On May 31st, 2006, the project finished, I stopped updating the blog each day, and one by one my readers shuffled off to find something else to occupy their time. I, too, became absorbed in other activities, travelling and working in different places and on other projects. Bilateral Petersham became a neglected website, gathering dust and comment-spam. Metaphors abound: a garden overrun with weeds, an abandoned house, an amusement park in the off season, the leftovers of a dinner party. It was a little sad.
Of course, you can always dig through and read the whole thing online. It was (and is) all still there. But to start from scratch and churn your way through the blog after its “public moment” has passed - all ninety thousand words on a flickering screen - is more than anyone I know has been able to bear. (One kind fellow claimed he would log on and ration himself to one entry per day, pretending that the project was still alive, but I have no indication that he actually did it).
Instead, I offer this printed version, which I hope will read something like The Secret Diary of Adrian Mole - a literary formula which is compelling precisely because of the narrator’s ignorance. There is a voyeuristic pleasure in sifting through somebody else’s unformed thoughts.
The transition from computer-screen to photocopy-page was not always smooth. Hyperlinks peppered throughout the text hover frustratingly before your eyes, unclickable on the ink-and-pulp version of Bilateral Petersham. I could only include a fraction of the images which grace the blog. And, of course, if you want to leave a comment, you’ll just have to jot something in the margin with your biro, or use a post-it note, or send me a postcard.

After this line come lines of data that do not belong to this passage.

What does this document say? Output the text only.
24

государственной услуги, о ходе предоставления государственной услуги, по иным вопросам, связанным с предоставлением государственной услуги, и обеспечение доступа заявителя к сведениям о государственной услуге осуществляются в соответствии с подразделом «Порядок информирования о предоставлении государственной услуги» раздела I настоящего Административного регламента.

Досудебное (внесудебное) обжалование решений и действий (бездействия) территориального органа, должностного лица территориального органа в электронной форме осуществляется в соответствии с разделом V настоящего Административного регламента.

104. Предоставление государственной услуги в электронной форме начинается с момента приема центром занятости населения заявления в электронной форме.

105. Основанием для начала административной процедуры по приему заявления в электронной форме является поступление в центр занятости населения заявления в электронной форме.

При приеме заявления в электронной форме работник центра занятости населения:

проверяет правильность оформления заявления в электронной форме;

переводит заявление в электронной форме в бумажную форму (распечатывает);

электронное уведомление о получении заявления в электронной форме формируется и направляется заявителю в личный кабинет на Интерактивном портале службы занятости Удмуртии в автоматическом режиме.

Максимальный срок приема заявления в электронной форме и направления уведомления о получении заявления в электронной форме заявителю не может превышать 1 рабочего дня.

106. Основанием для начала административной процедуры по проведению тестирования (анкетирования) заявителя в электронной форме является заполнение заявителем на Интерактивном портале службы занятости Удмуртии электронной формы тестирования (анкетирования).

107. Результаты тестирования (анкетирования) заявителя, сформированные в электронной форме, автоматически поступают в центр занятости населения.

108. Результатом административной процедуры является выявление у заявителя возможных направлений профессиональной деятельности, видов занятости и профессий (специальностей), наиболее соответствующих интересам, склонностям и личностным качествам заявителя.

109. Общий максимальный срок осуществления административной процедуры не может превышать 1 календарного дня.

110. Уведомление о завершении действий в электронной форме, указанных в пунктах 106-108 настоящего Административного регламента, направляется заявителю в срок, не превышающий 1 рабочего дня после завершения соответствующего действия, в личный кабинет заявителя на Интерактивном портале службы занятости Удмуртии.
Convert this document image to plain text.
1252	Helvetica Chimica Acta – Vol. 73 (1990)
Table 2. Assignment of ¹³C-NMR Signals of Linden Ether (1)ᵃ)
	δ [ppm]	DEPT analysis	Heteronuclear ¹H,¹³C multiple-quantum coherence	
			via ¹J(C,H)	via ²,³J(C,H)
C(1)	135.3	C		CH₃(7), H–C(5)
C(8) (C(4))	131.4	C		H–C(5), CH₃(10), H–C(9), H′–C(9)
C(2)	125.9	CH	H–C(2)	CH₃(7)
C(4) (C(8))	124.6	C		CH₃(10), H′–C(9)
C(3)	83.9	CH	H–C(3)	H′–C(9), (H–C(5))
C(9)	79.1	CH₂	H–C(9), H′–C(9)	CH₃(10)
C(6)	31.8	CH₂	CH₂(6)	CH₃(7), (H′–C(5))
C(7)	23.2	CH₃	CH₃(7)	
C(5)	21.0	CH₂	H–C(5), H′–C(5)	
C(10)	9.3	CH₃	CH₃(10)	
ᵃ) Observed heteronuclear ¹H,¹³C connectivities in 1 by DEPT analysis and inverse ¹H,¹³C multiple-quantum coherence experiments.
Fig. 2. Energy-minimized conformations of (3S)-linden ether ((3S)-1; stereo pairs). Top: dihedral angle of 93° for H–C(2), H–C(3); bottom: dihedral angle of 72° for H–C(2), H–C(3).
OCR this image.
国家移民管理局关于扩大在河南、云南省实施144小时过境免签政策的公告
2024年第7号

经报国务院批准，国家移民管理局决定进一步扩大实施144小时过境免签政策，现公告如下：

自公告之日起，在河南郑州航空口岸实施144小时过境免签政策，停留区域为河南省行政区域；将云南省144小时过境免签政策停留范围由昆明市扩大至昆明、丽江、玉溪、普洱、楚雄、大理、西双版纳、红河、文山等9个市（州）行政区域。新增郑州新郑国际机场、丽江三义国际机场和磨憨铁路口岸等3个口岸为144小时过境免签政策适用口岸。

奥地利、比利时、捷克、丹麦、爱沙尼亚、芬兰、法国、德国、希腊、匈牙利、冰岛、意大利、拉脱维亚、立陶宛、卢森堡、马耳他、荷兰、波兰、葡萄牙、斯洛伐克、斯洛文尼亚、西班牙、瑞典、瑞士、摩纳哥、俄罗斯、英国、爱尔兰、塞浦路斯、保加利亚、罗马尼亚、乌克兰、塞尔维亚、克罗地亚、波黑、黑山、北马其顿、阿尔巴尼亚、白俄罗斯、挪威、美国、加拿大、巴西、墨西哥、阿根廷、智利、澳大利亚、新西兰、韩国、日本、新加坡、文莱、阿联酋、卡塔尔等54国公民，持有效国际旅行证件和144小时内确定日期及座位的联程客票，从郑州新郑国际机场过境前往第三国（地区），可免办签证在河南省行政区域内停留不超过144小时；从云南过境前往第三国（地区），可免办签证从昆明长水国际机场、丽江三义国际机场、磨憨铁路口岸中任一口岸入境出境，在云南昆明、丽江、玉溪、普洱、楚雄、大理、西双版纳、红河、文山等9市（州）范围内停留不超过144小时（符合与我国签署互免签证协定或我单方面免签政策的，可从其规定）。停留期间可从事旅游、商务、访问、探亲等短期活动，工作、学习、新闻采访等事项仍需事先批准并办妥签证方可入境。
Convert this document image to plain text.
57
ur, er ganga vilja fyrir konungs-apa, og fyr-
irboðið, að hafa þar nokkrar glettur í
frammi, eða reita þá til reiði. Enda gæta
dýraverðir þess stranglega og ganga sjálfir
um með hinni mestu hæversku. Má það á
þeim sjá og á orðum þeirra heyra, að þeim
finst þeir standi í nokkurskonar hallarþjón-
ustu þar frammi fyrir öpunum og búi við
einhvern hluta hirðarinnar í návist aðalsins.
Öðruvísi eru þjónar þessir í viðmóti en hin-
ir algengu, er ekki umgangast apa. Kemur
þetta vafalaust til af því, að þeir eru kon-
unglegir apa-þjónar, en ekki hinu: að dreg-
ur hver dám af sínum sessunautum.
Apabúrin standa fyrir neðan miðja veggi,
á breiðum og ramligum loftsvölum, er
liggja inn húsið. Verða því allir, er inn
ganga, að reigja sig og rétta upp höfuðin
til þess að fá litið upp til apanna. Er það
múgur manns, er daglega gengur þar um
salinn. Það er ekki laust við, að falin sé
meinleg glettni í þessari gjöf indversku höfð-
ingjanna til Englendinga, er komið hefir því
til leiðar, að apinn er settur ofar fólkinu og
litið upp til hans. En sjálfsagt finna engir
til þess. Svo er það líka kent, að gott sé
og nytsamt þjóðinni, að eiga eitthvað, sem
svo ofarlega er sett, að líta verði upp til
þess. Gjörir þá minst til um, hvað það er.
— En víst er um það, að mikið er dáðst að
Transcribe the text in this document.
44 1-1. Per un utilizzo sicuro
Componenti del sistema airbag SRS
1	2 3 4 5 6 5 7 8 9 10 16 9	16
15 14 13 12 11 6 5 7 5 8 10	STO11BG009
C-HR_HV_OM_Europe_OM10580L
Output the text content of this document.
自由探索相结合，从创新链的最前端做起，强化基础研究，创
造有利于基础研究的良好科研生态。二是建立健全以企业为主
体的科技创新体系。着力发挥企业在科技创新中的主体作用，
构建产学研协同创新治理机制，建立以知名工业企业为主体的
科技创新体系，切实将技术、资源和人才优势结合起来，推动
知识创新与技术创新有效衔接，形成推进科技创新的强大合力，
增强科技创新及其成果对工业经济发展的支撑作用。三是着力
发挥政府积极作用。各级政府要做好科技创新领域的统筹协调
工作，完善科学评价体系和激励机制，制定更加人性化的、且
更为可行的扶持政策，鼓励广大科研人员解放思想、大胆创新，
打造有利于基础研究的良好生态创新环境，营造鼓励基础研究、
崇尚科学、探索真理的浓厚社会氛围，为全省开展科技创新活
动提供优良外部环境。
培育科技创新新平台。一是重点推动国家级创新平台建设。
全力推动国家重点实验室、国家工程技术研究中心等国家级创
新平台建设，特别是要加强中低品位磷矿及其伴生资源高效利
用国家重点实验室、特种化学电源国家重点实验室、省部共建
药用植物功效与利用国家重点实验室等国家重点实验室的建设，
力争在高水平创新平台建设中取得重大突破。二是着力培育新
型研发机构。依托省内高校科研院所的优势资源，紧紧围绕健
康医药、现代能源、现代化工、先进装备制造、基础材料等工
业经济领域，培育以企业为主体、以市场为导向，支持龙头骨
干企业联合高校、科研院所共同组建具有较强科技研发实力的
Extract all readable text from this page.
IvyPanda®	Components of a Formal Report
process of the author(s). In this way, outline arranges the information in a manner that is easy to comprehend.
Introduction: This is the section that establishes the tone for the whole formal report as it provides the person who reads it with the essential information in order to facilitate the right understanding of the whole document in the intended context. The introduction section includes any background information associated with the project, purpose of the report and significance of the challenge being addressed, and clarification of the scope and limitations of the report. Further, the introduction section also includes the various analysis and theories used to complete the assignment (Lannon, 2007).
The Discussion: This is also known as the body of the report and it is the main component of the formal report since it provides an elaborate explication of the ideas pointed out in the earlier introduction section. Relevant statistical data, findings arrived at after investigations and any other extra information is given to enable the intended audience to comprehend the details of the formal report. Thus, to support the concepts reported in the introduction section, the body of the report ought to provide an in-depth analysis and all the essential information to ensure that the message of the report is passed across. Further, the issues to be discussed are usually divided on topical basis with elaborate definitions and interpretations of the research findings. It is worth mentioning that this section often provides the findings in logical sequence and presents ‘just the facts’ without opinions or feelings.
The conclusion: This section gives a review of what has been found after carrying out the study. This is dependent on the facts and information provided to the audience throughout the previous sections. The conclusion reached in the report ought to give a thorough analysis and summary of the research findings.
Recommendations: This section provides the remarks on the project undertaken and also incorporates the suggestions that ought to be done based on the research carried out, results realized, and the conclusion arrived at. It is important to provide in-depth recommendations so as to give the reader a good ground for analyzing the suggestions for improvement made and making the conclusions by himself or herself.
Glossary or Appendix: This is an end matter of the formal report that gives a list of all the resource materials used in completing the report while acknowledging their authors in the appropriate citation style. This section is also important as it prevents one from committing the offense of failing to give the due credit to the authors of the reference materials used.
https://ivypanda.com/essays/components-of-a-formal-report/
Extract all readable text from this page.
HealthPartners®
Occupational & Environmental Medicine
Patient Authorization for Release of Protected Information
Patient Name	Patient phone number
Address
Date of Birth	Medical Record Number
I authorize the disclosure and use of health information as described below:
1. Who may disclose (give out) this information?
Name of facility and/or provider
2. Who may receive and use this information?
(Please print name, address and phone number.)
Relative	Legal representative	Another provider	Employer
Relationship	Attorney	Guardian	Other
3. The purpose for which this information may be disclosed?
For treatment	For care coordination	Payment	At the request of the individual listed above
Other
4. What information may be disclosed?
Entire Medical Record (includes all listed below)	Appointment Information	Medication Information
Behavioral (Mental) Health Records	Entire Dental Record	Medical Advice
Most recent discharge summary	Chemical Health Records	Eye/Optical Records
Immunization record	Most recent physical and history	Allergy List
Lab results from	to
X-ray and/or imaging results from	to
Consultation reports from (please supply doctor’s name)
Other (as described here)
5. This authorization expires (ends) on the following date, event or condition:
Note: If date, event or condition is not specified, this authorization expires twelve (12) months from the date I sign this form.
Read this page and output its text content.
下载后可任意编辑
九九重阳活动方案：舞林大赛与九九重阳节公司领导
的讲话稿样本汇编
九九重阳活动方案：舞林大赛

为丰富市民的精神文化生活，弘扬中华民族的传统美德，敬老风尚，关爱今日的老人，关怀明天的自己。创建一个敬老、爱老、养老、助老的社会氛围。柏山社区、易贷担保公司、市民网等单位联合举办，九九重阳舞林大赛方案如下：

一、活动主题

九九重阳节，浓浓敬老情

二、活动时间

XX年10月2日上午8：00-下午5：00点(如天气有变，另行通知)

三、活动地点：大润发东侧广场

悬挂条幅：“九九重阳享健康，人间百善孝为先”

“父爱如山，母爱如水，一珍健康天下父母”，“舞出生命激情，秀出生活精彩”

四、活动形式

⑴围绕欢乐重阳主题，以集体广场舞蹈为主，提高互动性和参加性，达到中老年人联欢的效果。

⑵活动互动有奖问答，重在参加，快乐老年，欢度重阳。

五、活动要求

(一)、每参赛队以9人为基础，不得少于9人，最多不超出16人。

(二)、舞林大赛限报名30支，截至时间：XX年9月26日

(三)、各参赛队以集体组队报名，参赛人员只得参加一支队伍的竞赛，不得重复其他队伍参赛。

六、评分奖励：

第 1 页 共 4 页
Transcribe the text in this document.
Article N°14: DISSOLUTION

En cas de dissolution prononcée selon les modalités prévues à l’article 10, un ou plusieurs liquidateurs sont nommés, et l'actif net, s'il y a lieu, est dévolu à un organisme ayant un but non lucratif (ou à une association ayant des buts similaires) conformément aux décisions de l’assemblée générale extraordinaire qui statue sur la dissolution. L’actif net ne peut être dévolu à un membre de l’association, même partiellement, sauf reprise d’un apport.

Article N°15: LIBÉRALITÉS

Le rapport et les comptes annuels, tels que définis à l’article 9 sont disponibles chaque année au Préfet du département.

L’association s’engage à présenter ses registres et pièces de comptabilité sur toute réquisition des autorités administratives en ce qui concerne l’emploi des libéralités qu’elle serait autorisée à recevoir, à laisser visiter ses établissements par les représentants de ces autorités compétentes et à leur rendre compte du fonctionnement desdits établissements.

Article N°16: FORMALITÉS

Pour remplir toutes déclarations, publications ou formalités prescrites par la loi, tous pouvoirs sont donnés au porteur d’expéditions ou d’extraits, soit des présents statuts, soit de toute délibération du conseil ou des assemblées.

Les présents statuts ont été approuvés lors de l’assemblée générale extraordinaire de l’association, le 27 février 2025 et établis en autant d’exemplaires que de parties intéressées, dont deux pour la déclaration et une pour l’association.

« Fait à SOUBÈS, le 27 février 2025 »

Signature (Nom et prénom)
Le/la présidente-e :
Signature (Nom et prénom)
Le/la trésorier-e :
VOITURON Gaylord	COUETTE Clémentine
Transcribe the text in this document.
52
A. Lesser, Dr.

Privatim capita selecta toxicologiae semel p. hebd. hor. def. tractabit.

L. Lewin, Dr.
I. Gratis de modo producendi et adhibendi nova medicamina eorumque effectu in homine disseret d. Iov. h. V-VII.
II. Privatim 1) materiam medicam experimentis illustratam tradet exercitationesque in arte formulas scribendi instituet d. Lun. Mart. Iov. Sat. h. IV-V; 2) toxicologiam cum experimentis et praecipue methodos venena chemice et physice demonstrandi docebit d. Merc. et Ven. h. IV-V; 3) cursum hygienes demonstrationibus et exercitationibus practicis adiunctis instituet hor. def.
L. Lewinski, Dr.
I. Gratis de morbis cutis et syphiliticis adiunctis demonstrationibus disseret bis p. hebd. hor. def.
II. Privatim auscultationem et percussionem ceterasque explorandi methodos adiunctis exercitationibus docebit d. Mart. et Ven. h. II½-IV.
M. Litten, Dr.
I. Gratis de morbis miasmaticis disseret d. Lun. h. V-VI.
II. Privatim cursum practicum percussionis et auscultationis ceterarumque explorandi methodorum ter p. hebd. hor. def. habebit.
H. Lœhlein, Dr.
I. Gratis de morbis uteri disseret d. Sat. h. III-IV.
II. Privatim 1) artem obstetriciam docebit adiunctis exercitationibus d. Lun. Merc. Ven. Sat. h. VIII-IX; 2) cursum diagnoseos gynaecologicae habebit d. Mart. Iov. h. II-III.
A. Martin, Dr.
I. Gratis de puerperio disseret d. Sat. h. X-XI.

On the other hand, the bookish version you hold in your hands means you can settle in for a good old read without bombarding your eyes with electrons. You can take me with you on the train, into the garden (or, as Calvino once suggested, you could even try reading mounted on a horse, feet comfortably wedged in the stirrups, book nestled in the mane, on the gentle incline of the patient beast’s neck). In short, you can take Bilateral Petersham out in public (rather than burrowing away in the flickering glow of the screen in your living room, or sneaking time between work emails). Heck, you can even get on the 428 and come out to Petersham and read it here (I recommend the park at the corner of James and Albert). Despite my love of blogs, I believe we still haven’t got a better interface for embodied reading than the book. Bon Chance!